Claudio tenía algo así como treinta años, chileno del puerto, a pesar de haber nacido en Agua Santa, donde se crió con su tía Tocha Castro, le salía el acento del cerro por los poros, mencionaba El Barón, Cárcel, Placeres, Cordillera, siempre comentaba de la Plaza de la Victoria donde conoció a su esposa, o de la avenida Pedro Montt. Siempre nos hablaba de su hijita Emperatriz, a quien no conocía sino por fotos y por los comentarios que hacía desde Chile, su esposa. Así a veces se nos sumía en la nostalgia y se ponía a tomar para olvidar sus penas.
Era un bruto para el trabajo. Además tenía una característica especial, pues siempre era el centro de atención, cuando se mandaba sus desórdenes, de ahí, su sobrenombre de Pastel, siempre ponía la torta.
Una noche de esas en que los grados no suben de menos diez y con los efectos de una borrachera, se le ocurrió acostarse en una de las camionetas que se encontraba en la intemperie. Todos creíamos que se había marchado en el tren subterráneo, pero al inocente lo salva Dios, decía mi tía Dora. Se acabaron los cigarrillos y ya tampoco habían petardos, así que alguién salió rumbo al 7-eleven. Así se encontró con Pastel casi paralizado por su valiente hazaña. Recuerdo que la chimenea de la oficina, estaba encendida, aún así nos costó trabajo hacerlo revivir. Luego del susto, vinieron las risas y por su-puesto siguió la borrachera. Era viernes.
Pastel a veces era un personaje diabólico, pues en las alturas invocaba a Satanás, lo cual hacía molestar a sus católicos compañeros. “Me quiero morir”, gritaba a toda risa, mientras saltaba en un minúsculo cajón del Sky lift, a veinticinco metros de altura. Bien sea poniendo plásticos en las ventanas, pintando o lavando.
Así transcurrían de alegres nuestras estadías. Cada quien intentaba dejar en el pequeño apartamento, sus penas, pues a la hora de trabajar había que estar atento y debíamos ayudarnos a subir el ánimo. Aunque fuera riéndonos de Pastel y sus travesuras.
A la hora del lunch era otra risa obligada, sobretodo cuando nos quedaba cerca algún lugar de comida asiática self-service, sus empleados sufrían al ver nuestra entrada, sobretodo los hermanos peruanos quienes se caracterizaban por sus enormes cerros de comidas y varias repeticiones por la mesa central del buffette.
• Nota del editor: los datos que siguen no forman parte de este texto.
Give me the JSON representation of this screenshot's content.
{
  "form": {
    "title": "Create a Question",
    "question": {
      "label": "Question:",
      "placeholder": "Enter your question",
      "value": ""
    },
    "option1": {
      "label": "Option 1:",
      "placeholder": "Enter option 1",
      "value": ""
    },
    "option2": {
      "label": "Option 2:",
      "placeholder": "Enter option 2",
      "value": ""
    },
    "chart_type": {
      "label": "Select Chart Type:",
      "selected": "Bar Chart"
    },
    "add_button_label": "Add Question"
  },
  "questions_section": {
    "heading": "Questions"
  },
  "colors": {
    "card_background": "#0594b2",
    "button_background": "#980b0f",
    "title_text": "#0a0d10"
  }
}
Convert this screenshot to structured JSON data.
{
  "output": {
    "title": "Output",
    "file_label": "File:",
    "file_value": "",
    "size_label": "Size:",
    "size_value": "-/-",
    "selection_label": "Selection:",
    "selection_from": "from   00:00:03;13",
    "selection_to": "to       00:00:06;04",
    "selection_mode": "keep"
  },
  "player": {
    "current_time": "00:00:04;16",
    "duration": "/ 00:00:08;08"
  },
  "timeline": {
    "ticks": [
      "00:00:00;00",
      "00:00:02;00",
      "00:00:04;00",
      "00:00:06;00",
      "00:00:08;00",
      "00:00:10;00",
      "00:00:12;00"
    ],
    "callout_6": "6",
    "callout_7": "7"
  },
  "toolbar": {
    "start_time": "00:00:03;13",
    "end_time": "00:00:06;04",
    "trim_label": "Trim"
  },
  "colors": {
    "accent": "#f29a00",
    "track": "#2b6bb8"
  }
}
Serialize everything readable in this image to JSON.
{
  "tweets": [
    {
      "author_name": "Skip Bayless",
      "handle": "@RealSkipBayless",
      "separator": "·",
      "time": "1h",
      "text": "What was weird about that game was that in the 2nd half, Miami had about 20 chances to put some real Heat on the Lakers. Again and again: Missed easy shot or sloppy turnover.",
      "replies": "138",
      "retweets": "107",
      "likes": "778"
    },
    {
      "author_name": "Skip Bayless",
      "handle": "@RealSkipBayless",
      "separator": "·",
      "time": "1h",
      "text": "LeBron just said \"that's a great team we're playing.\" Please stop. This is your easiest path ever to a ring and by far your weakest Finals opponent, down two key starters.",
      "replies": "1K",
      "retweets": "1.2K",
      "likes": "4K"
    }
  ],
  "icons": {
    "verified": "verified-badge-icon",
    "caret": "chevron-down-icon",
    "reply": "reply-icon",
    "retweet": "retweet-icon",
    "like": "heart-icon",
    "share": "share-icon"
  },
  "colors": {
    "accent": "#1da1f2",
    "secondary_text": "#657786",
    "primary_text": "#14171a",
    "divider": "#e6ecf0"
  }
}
De bajativo un cafecito con leche, siempre ayudaba en la sobremesa que casi nunca llegaba a la hora, menos si el multifacético supervisor se sentaba a almorzar con nosotros, entonces escasamente llegábamos a los veinte minutos y “a trabajar mis regalones” era una invitación diplomática para seguir la faena. Cuando no había cerca algún restaurante, generalmente enviábamos a un emisario a una pizzería o de lo contrario, nos pasábamos de largo, bebiendo agua, haciéndonos el causeo del perro, decía el viejo Eduardo de la Urra.